Aired August 17, 2016

Serves 4

1 cup drained giardinera (hot pickled vegetables)
2 pounds hanger steak, vein removed
3 tablespoons olive oil, divided 
1 large red field pepper or bell peppers, seeded, quartered lengthwise and sliced
1 large green bell pepper or 2 cubanelle peppers, seeded, quartered lengthwise and sliced
1 large yellow onion, peeled, quartered lengthwise and sliced
4 cloves garlic, sliced
Salt and pepper
1 cup chicken stock
3 tablespoons butter
3 tablespoons flour
1 teaspoon (about 1/3 palmful) granulated garlic
1 teaspoon (about 1/3 palmful) granulated onion
2 cups milk
Salt and white pepper, to taste
2 1/2 cups (12 ounces) grated mild to medium Provolone
4 Italian hoagie rolls (gristedes), lightly toasted


In a food processor, chop giardiniera into a fine relish; transfer to a bowl.
Freeze the meat for 5 minutes to make it easier to slice.
Heat a tablespoon of oil in large, nonstick skillet over medium-high heat, a turn of the pan.
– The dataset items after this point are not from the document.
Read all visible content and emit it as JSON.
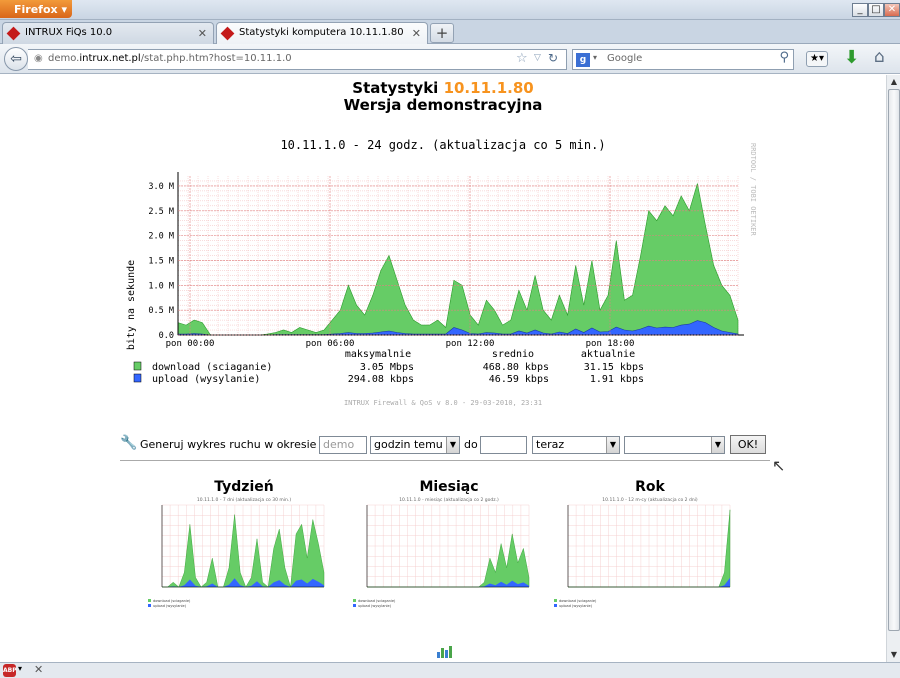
{
  "browser": {
    "menu_button": "Firefox",
    "tabs": [
      {
        "label": "INTRUX FiQs 10.0"
      },
      {
        "label": "Statystyki komputera 10.11.1.80"
      }
    ],
    "url_prefix": "demo.",
    "url_domain": "intrux.net.pl",
    "url_path": "/stat.php.htm?host=10.11.1.0",
    "search_engine": "Google"
  },
  "page": {
    "title_prefix": "Statystyki",
    "title_host": "10.11.1.80",
    "subtitle": "Wersja demonstracyjna",
    "accent_color": "#f7931e"
  },
  "chart_data": {
    "type": "area",
    "title": "10.11.1.0 - 24 godz. (aktualizacja co 5 min.)",
    "ylabel": "bity na sekunde",
    "side_label": "RRDTOOL / TOBI OETIKER",
    "yticks": [
      "0.0",
      "0.5 M",
      "1.0 M",
      "1.5 M",
      "2.0 M",
      "2.5 M",
      "3.0 M"
    ],
    "ylim": [
      0,
      3.2
    ],
    "xticks": [
      "pon 00:00",
      "pon 06:00",
      "pon 12:00",
      "pon 18:00"
    ],
    "footer": "INTRUX Firewall & QoS v 8.0 - 29-03-2010, 23:31",
    "stats_headers": [
      "maksymalnie",
      "srednio",
      "aktualnie"
    ],
    "series": [
      {
        "name": "download (sciaganie)",
        "color": "#66cc66",
        "max": "3.05 Mbps",
        "avg": "468.80 kbps",
        "cur": "31.15 kbps",
        "values": [
          0.25,
          0.2,
          0.3,
          0.25,
          0.0,
          0.0,
          0.0,
          0.0,
          0.0,
          0.0,
          0.0,
          0.02,
          0.05,
          0.1,
          0.05,
          0.15,
          0.1,
          0.05,
          0.1,
          0.3,
          0.5,
          1.0,
          0.6,
          0.4,
          0.8,
          1.3,
          1.6,
          1.1,
          0.6,
          0.3,
          0.2,
          0.2,
          0.3,
          0.15,
          1.1,
          1.0,
          0.4,
          0.2,
          0.7,
          0.5,
          0.2,
          0.3,
          0.9,
          0.5,
          1.2,
          0.5,
          0.3,
          0.8,
          0.4,
          1.4,
          0.6,
          1.5,
          0.5,
          0.8,
          1.9,
          0.7,
          0.8,
          1.6,
          2.5,
          2.3,
          2.6,
          2.4,
          2.8,
          2.5,
          3.05,
          2.2,
          1.4,
          1.0,
          0.8,
          0.3
        ]
      },
      {
        "name": "upload (wysylanie)",
        "color": "#3366ff",
        "max": "294.08 kbps",
        "avg": "46.59 kbps",
        "cur": "1.91 kbps",
        "values": [
          0.02,
          0.02,
          0.03,
          0.02,
          0.0,
          0.0,
          0.0,
          0.0,
          0.0,
          0.0,
          0.0,
          0.0,
          0.01,
          0.01,
          0.01,
          0.01,
          0.01,
          0.01,
          0.01,
          0.02,
          0.03,
          0.05,
          0.03,
          0.03,
          0.04,
          0.06,
          0.08,
          0.05,
          0.03,
          0.02,
          0.02,
          0.02,
          0.02,
          0.02,
          0.15,
          0.1,
          0.03,
          0.02,
          0.05,
          0.04,
          0.02,
          0.02,
          0.08,
          0.04,
          0.1,
          0.04,
          0.02,
          0.06,
          0.03,
          0.12,
          0.05,
          0.14,
          0.06,
          0.07,
          0.16,
          0.1,
          0.08,
          0.12,
          0.18,
          0.14,
          0.16,
          0.15,
          0.2,
          0.22,
          0.29,
          0.25,
          0.15,
          0.08,
          0.05,
          0.02
        ]
      }
    ]
  },
  "generator": {
    "label": "Generuj wykres ruchu w okresie od",
    "from_placeholder": "demo",
    "unit_select": "godzin temu",
    "to_label": "do",
    "to_value": "",
    "end_select": "teraz",
    "extra_select": "",
    "ok_label": "OK!"
  },
  "thumbnails": [
    {
      "title": "Tydzień",
      "caption": "10.11.1.0 - 7 dni (aktualizacja co 30 min.)"
    },
    {
      "title": "Miesiąc",
      "caption": "10.11.1.0 - miesiąc (aktualizacja co 2 godz.)"
    },
    {
      "title": "Rok",
      "caption": "10.11.1.0 - 12 m-cy (aktualizacja co 2 dni)"
    }
  ]
}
Add the peppers, onions and garlic, season with salt and pepper, cook to tender, 10-12 minutes. Add stock to keep them moist.
For sauce, melt the butter over moderate heat in a saucepot. Add flour, granulated garlic and onion, and whisk in milk. Thicken sauce, season with salt and white pepper and stir in the provolone to melt. Turn heat to warm/low.
Heat large, cast-iron pan or griddle over medium-high to high heat. Very thinly slice the steak on a bias against grain. Drizzle meat with olive oil and flash grill it in small batches to crisp at edges and cooked through.   
Assemble hoagies: In the toasted rolls, place giardiniera relish, meat, provolone sauce, peppers and onions.